The WHO’s regional office has tried to translate that arithmetic into a concrete policy target, calling on member states to expand access to a package of low-cost primary care interventions for cardiovascular disease and to align national screening programs with a global goal of cutting uncontrolled hypertension by 25 percent

Whether that target is reachable depends less on the existence of effective, inexpensive treatments, which are well established, than on whether primary health clinics from Potchefstroom to Lusaka to Kampala have the staff, the supply chains and the diagnostic tools to use them consistently. 

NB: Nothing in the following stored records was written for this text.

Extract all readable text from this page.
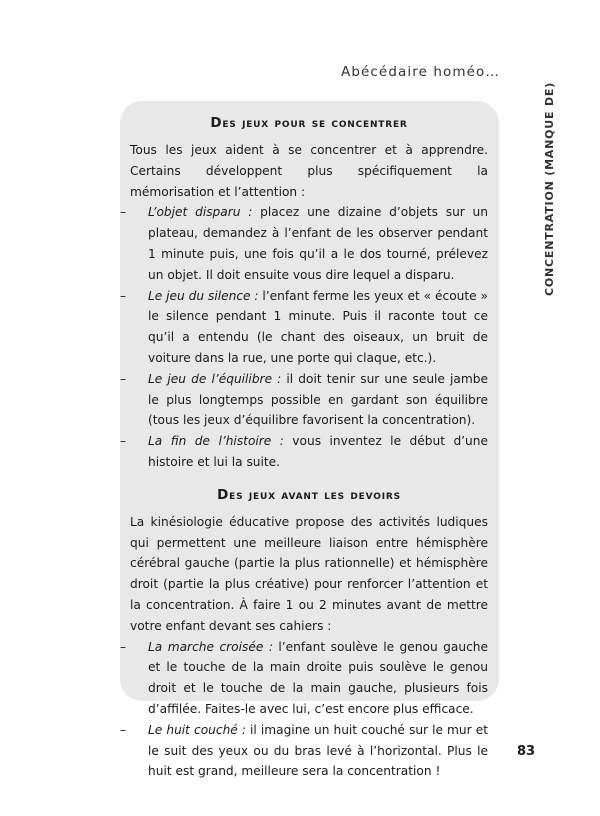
Abécédaire homéo…
CONCENTRATION (MANQUE DE)
Des jeux pour se concentrer

Tous les jeux aident à se concentrer et à apprendre. Certains développent plus spécifiquement la mémorisation et l’attention :

– L’objet disparu : placez une dizaine d’objets sur un plateau, demandez à l’enfant de les observer pendant 1 minute puis, une fois qu’il a le dos tourné, prélevez un objet. Il doit ensuite vous dire lequel a disparu.

– Le jeu du silence : l’enfant ferme les yeux et « écoute » le silence pendant 1 minute. Puis il raconte tout ce qu’il a entendu (le chant des oiseaux, un bruit de voiture dans la rue, une porte qui claque, etc.).

– Le jeu de l’équilibre : il doit tenir sur une seule jambe le plus longtemps possible en gardant son équilibre (tous les jeux d’équilibre favorisent la concentration).

– La fin de l’histoire : vous inventez le début d’une histoire et lui la suite.

Des jeux avant les devoirs

La kinésiologie éducative propose des activités ludiques qui permettent une meilleure liaison entre hémisphère cérébral gauche (partie la plus rationnelle) et hémisphère droit (partie la plus créative) pour renforcer l’attention et la concentration. À faire 1 ou 2 minutes avant de mettre votre enfant devant ses cahiers :

– La marche croisée : l’enfant soulève le genou gauche et le touche de la main droite puis soulève le genou droit et le touche de la main gauche, plusieurs fois d’affilée. Faites-le avec lui, c’est encore plus efficace.

– Le huit couché : il imagine un huit couché sur le mur et le suit des yeux ou du bras levé à l’horizontal. Plus le huit est grand, meilleure sera la concentration !

83
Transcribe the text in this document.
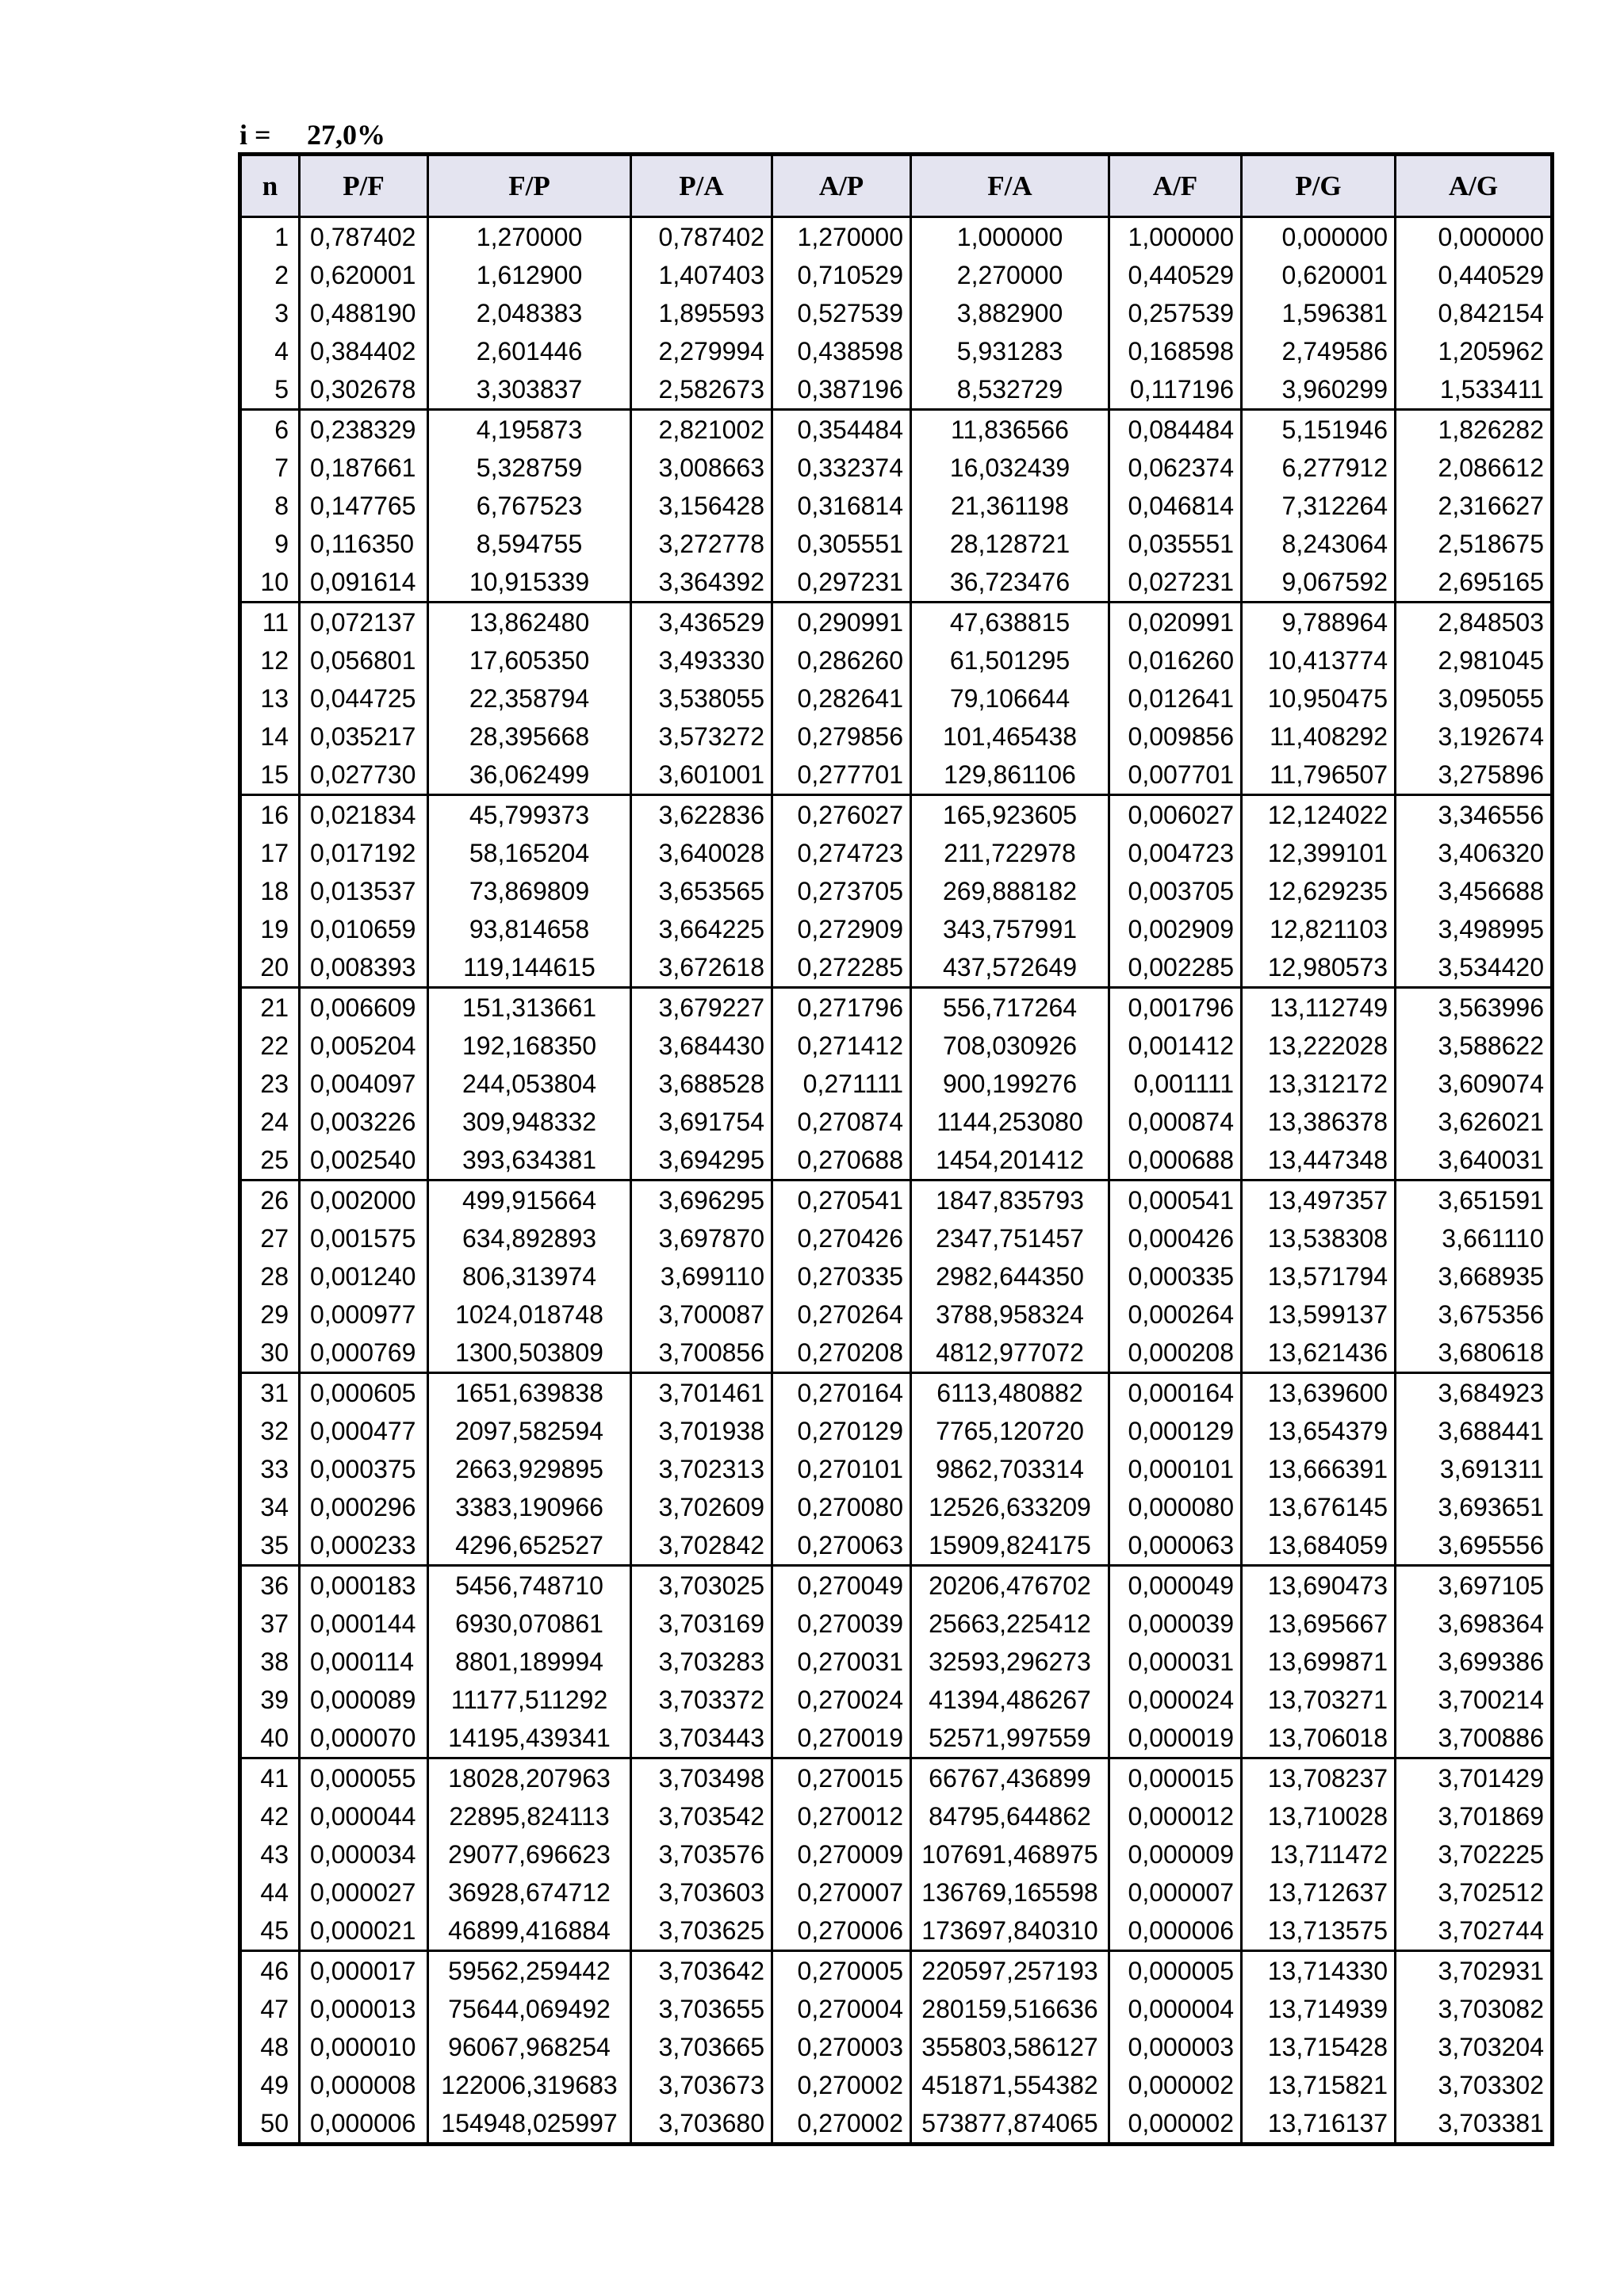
i = 27,0%
n	P/F	F/P	P/A	A/P	F/A	A/F	P/G	A/G
1	0,787402	1,270000	0,787402	1,270000	1,000000	1,000000	0,000000	0,000000
2	0,620001	1,612900	1,407403	0,710529	2,270000	0,440529	0,620001	0,440529
3	0,488190	2,048383	1,895593	0,527539	3,882900	0,257539	1,596381	0,842154
4	0,384402	2,601446	2,279994	0,438598	5,931283	0,168598	2,749586	1,205962
5	0,302678	3,303837	2,582673	0,387196	8,532729	0,117196	3,960299	1,533411
6	0,238329	4,195873	2,821002	0,354484	11,836566	0,084484	5,151946	1,826282
7	0,187661	5,328759	3,008663	0,332374	16,032439	0,062374	6,277912	2,086612
8	0,147765	6,767523	3,156428	0,316814	21,361198	0,046814	7,312264	2,316627
9	0,116350	8,594755	3,272778	0,305551	28,128721	0,035551	8,243064	2,518675
10	0,091614	10,915339	3,364392	0,297231	36,723476	0,027231	9,067592	2,695165
11	0,072137	13,862480	3,436529	0,290991	47,638815	0,020991	9,788964	2,848503
12	0,056801	17,605350	3,493330	0,286260	61,501295	0,016260	10,413774	2,981045
13	0,044725	22,358794	3,538055	0,282641	79,106644	0,012641	10,950475	3,095055
14	0,035217	28,395668	3,573272	0,279856	101,465438	0,009856	11,408292	3,192674
15	0,027730	36,062499	3,601001	0,277701	129,861106	0,007701	11,796507	3,275896
16	0,021834	45,799373	3,622836	0,276027	165,923605	0,006027	12,124022	3,346556
17	0,017192	58,165204	3,640028	0,274723	211,722978	0,004723	12,399101	3,406320
18	0,013537	73,869809	3,653565	0,273705	269,888182	0,003705	12,629235	3,456688
19	0,010659	93,814658	3,664225	0,272909	343,757991	0,002909	12,821103	3,498995
20	0,008393	119,144615	3,672618	0,272285	437,572649	0,002285	12,980573	3,534420
21	0,006609	151,313661	3,679227	0,271796	556,717264	0,001796	13,112749	3,563996
22	0,005204	192,168350	3,684430	0,271412	708,030926	0,001412	13,222028	3,588622
23	0,004097	244,053804	3,688528	0,271111	900,199276	0,001111	13,312172	3,609074
24	0,003226	309,948332	3,691754	0,270874	1144,253080	0,000874	13,386378	3,626021
25	0,002540	393,634381	3,694295	0,270688	1454,201412	0,000688	13,447348	3,640031
26	0,002000	499,915664	3,696295	0,270541	1847,835793	0,000541	13,497357	3,651591
27	0,001575	634,892893	3,697870	0,270426	2347,751457	0,000426	13,538308	3,661110
28	0,001240	806,313974	3,699110	0,270335	2982,644350	0,000335	13,571794	3,668935
29	0,000977	1024,018748	3,700087	0,270264	3788,958324	0,000264	13,599137	3,675356
30	0,000769	1300,503809	3,700856	0,270208	4812,977072	0,000208	13,621436	3,680618
31	0,000605	1651,639838	3,701461	0,270164	6113,480882	0,000164	13,639600	3,684923
32	0,000477	2097,582594	3,701938	0,270129	7765,120720	0,000129	13,654379	3,688441
33	0,000375	2663,929895	3,702313	0,270101	9862,703314	0,000101	13,666391	3,691311
34	0,000296	3383,190966	3,702609	0,270080	12526,633209	0,000080	13,676145	3,693651
35	0,000233	4296,652527	3,702842	0,270063	15909,824175	0,000063	13,684059	3,695556
36	0,000183	5456,748710	3,703025	0,270049	20206,476702	0,000049	13,690473	3,697105
37	0,000144	6930,070861	3,703169	0,270039	25663,225412	0,000039	13,695667	3,698364
38	0,000114	8801,189994	3,703283	0,270031	32593,296273	0,000031	13,699871	3,699386
39	0,000089	11177,511292	3,703372	0,270024	41394,486267	0,000024	13,703271	3,700214
40	0,000070	14195,439341	3,703443	0,270019	52571,997559	0,000019	13,706018	3,700886
41	0,000055	18028,207963	3,703498	0,270015	66767,436899	0,000015	13,708237	3,701429
42	0,000044	22895,824113	3,703542	0,270012	84795,644862	0,000012	13,710028	3,701869
43	0,000034	29077,696623	3,703576	0,270009	107691,468975	0,000009	13,711472	3,702225
44	0,000027	36928,674712	3,703603	0,270007	136769,165598	0,000007	13,712637	3,702512
45	0,000021	46899,416884	3,703625	0,270006	173697,840310	0,000006	13,713575	3,702744
46	0,000017	59562,259442	3,703642	0,270005	220597,257193	0,000005	13,714330	3,702931
47	0,000013	75644,069492	3,703655	0,270004	280159,516636	0,000004	13,714939	3,703082
48	0,000010	96067,968254	3,703665	0,270003	355803,586127	0,000003	13,715428	3,703204
49	0,000008	122006,319683	3,703673	0,270002	451871,554382	0,000002	13,715821	3,703302
50	0,000006	154948,025997	3,703680	0,270002	573877,874065	0,000002	13,716137	3,703381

It is a gap Prof. Gafane-Matemane’s proposed initiative is explicitly designed to narrow, by pairing biological research with the unglamorous, harder-to-fund work of getting blood pressure cuffs, kidney function tests and follow-up care into the hands of primary care workers who see patients long before a specialist ever will.

Reflecting on her academic journey, Prof. Gafane-Matemane said meaningful research begins by asking how science can improve people’s lives.

“Focus on research that matters most not only to you but to those who would benefit from your work,” she told Impact Newswire, describing the principle that continues to guide her work.

It is a modest way of framing an argument with large implications: that a disease affecting nearly half of Africa’s adults, and increasingly its young people, cannot be managed with borrowed guidelines alone, and that closing the gap between what science already knows about African bodies and what African clinics are equipped to do about it may be the more urgent frontier.